The first presenter was Sudhir Thapliyal -- his new book Mansuri, Macabre was released at the Festival. It is a murder mystery based on an unsolved murder that took place here in Mussoorie. His plan was to create something like Truman Capote’s In Cold Blood, but there were no witnesses and no killer to interview, so he wrote fiction, from which he read a few passages. According to him, someone unnamed may have made a hasty departure from the area just before publication. An interesting note – Sudhir participated in Sir Edmund Hillary’s expedition From the Ocean to the Sky in 1977. I have that book at home and must now pull it out and read it again.
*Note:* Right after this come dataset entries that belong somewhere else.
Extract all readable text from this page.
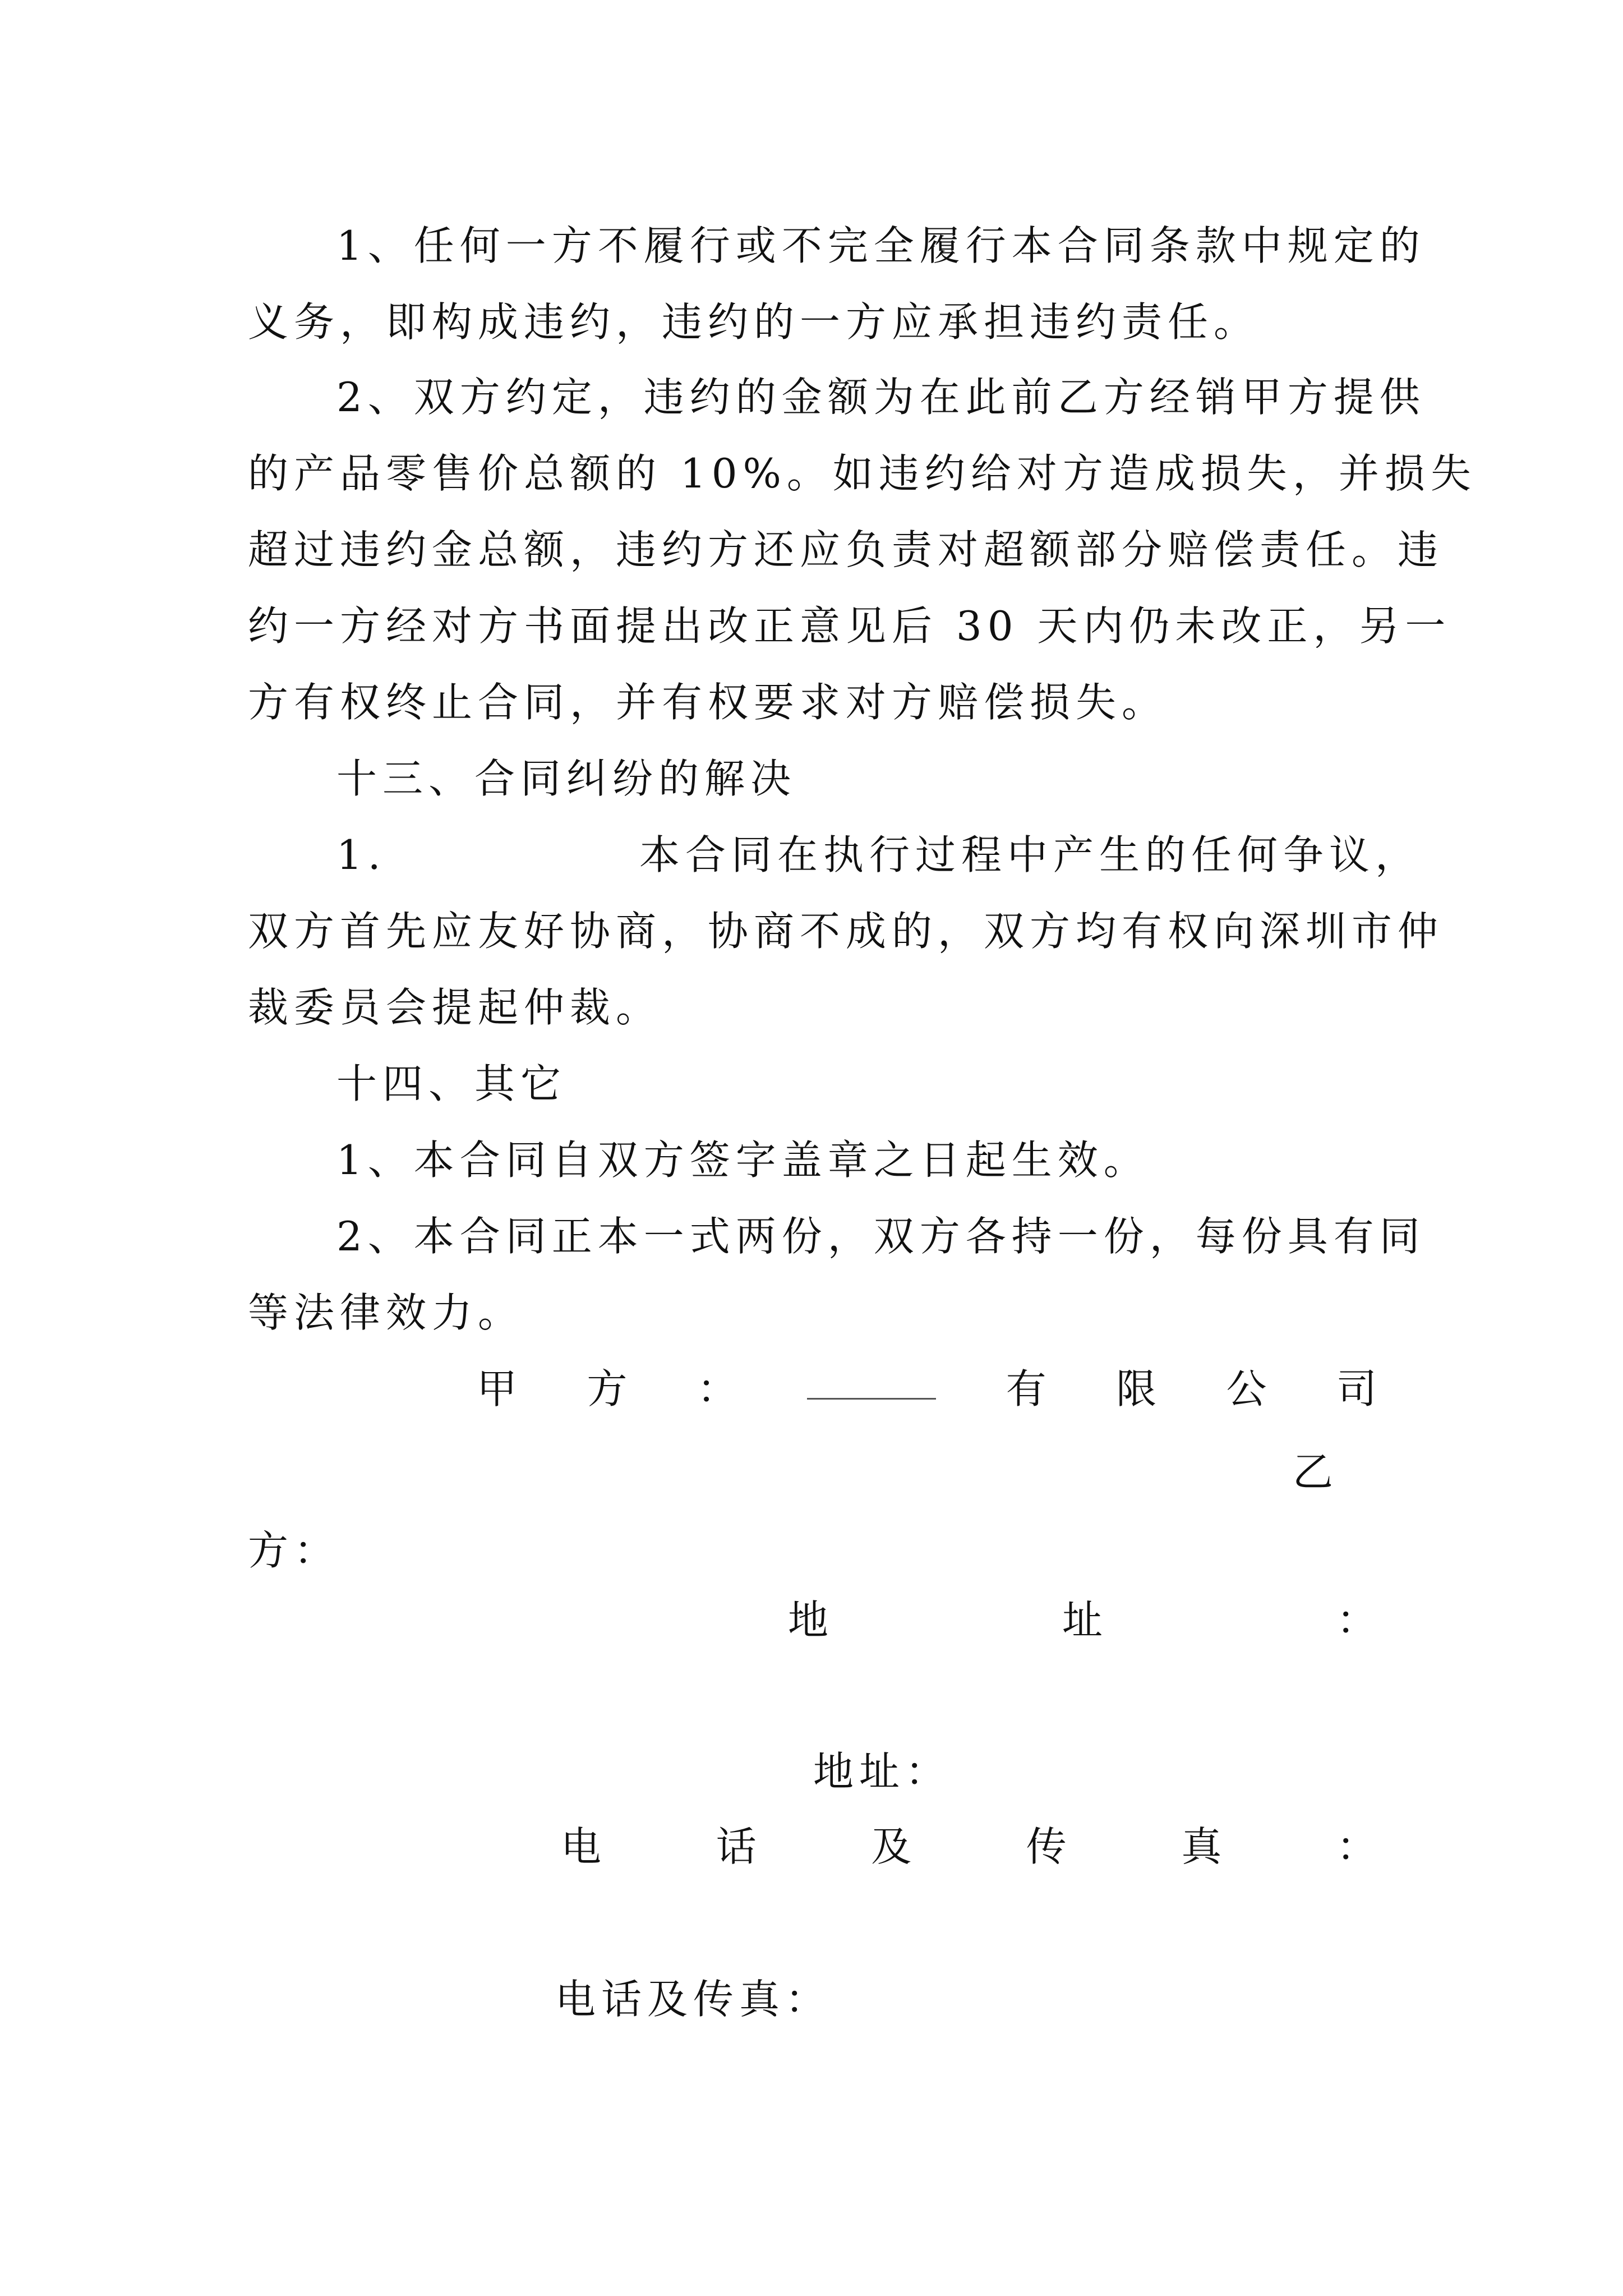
1、任何一方不履行或不完全履行本合同条款中规定的
义务，即构成违约，违约的一方应承担违约责任。
2、双方约定，违约的金额为在此前乙方经销甲方提供
的产品零售价总额的 10%。如违约给对方造成损失，并损失
超过违约金总额，违约方还应负责对超额部分赔偿责任。违
约一方经对方书面提出改正意见后 30 天内仍未改正，另一
方有权终止合同，并有权要求对方赔偿损失。
十三、合同纠纷的解决
1.	本合同在执行过程中产生的任何争议，
双方首先应友好协商，协商不成的，双方均有权向深圳市仲
裁委员会提起仲裁。
十四、其它
1、本合同自双方签字盖章之日起生效。
2、本合同正本一式两份，双方各持一份，每份具有同
等法律效力。
甲 方 ：	有 限 公 司
乙
方：
地	址	：
地址：
电	话	及	传	真	：
电话及传真：
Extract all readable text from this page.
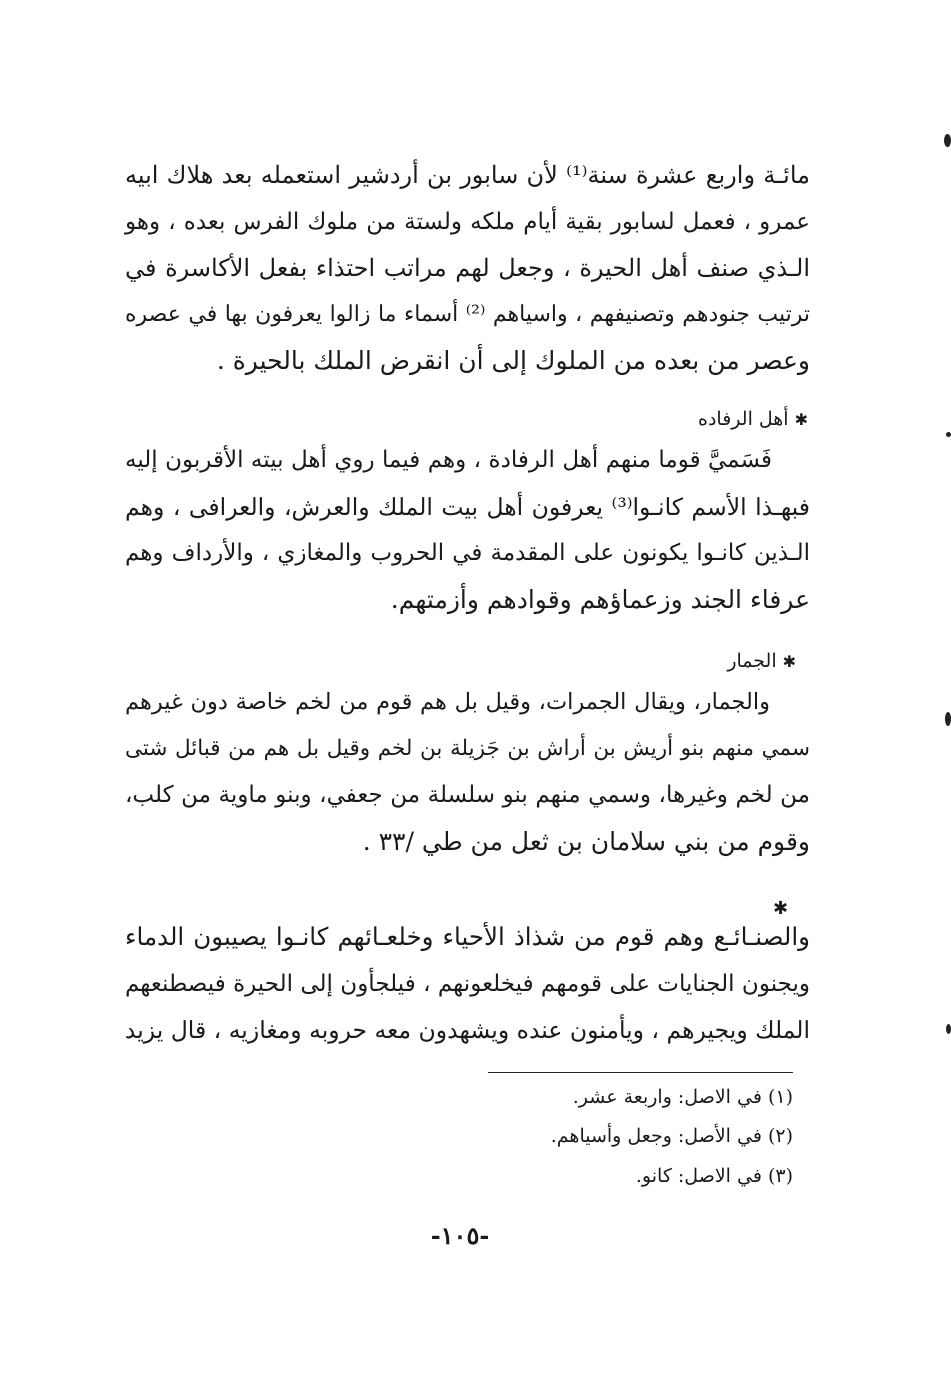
مائـة واربع عشرة سنة⁽¹⁾ لأن سابور بن أردشير استعمله بعد هلاك ابيه
عمرو ، فعمل لسابور بقية أيام ملكه ولستة من ملوك الفرس بعده ، وهو
الـذي صنف أهل الحيرة ، وجعل لهم مراتب احتذاء بفعل الأكاسرة في
ترتيب جنودهم وتصنيفهم ، واسياهم ⁽²⁾ أسماء ما زالوا يعرفون بها في عصره
وعصر من بعده من الملوك إلى أن انقرض الملك بالحيرة .
✱أهل الرفاده
فَسَميَّ قوما منهم أهل الرفادة ، وهم فيما روي أهل بيته الأقربون إليه
فبهـذا الأسم كانـوا⁽³⁾ يعرفون أهل بيت الملك والعرش، والعرافى ، وهم
الـذين كانـوا يكونون على المقدمة في الحروب والمغازي ، والأرداف وهم
عرفاء الجند وزعماؤهم وقوادهم وأزمتهم.
✱الجمار
والجمار، ويقال الجمرات، وقيل بل هم قوم من لخم خاصة دون غيرهم
سمي منهم بنو أريش بن أراش بن جَزيلة بن لخم وقيل بل هم من قبائل شتى
من لخم وغيرها، وسمي منهم بنو سلسلة من جعفي، وبنو ماوية من كلب،
وقوم من بني سلامان بن ثعل من طي /٣٣ .
✱
والصنـائـع وهم قوم من شذاذ الأحياء وخلعـائهم كانـوا يصيبون الدماء
ويجنون الجنايات على قومهم فيخلعونهم ، فيلجأون إلى الحيرة فيصطنعهم
الملك ويجيرهم ، ويأمنون عنده ويشهدون معه حروبه ومغازيه ، قال يزيد
(١) في الاصل: واربعة عشر.
(٢) في الأصل: وجعل وأسياهم.
(٣) في الاصل: كانو.
-١٠٥-
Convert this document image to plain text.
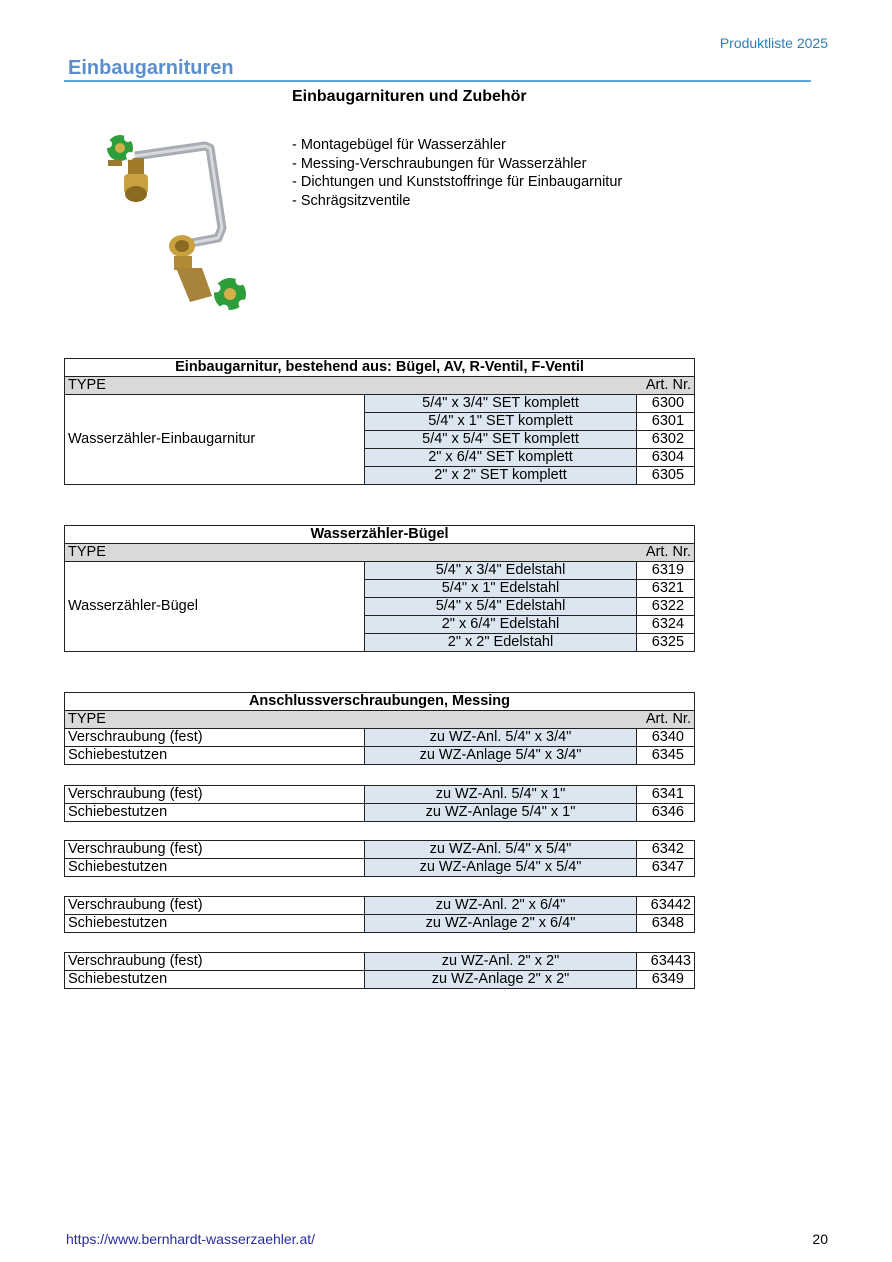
Produktliste 2025
Einbaugarnituren
Einbaugarnituren und Zubehör
- Montagebügel für Wasserzähler
- Messing-Verschraubungen für Wasserzähler
- Dichtungen und Kunststoffringe für Einbaugarnitur
- Schrägsitzventile
Einbaugarnitur, bestehend aus: Bügel, AV, R-Ventil, F-Ventil		
TYPE		Art. Nr.
Wasserzähler-Einbaugarnitur	5/4" x 3/4" SET komplett	6300
	5/4" x 1" SET komplett	6301
	5/4" x 5/4" SET komplett	6302
	2" x 6/4" SET komplett	6304
	2" x 2" SET komplett	6305
Wasserzähler-Bügel		
TYPE		Art. Nr.
Wasserzähler-Bügel	5/4" x 3/4" Edelstahl	6319
	5/4" x 1" Edelstahl	6321
	5/4" x 5/4" Edelstahl	6322
	2" x 6/4" Edelstahl	6324
	2" x 2" Edelstahl	6325
Anschlussverschraubungen, Messing		
TYPE		Art. Nr.
Verschraubung (fest)	zu WZ-Anl. 5/4" x 3/4"	6340
Schiebestutzen	zu WZ-Anlage 5/4" x 3/4"	6345
Verschraubung (fest)	zu WZ-Anl. 5/4" x 1"	6341
Schiebestutzen	zu WZ-Anlage 5/4" x 1"	6346
Verschraubung (fest)	zu WZ-Anl. 5/4" x 5/4"	6342
Schiebestutzen	zu WZ-Anlage 5/4" x 5/4"	6347
Verschraubung (fest)	zu WZ-Anl. 2" x 6/4"	63442
Schiebestutzen	zu WZ-Anlage 2" x 6/4"	6348
Verschraubung (fest)	zu WZ-Anl. 2" x 2"	63443
Schiebestutzen	zu WZ-Anlage 2" x 2"	6349
https://www.bernhardt-wasserzaehler.at/	20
And I will buy the new book as soon as it comes into the local bookstore.
Sheela Jaywant’s talk was titled “Yearning for the Outdoors – a City Dweller’s Plight.” Sheela works in an office in Mumbai but loves the outdoors. She made her presentation as an essay in verse – “I Sold My Soul to a Corporate Goal.” It was very enjoyable, and anyone who has worked in a corporate environment could readily relate. Her website with some of her writing is here.
Garry Weare -- “A Summer Ramble in the Himalayas” Garry has trekked more than 25,000 miles in his adventurous life. He has written multiple editions of the Lonely Plant guidebook, “Trekking in the Himalayas.” He also wrote Gaumukh to Kashmir: A long Walk in the Himalaya.
During the festival, the Cambridge Book Depot had a booth set up throughout. They sold many books. Someone got a photo of Dan and me shopping on Wednesday near the Quad. I was good – I planned to buy three books and only bought five! The second photo is when the booth was set up at the Hanifl Centre. There were people browsing (and buying) most of the time.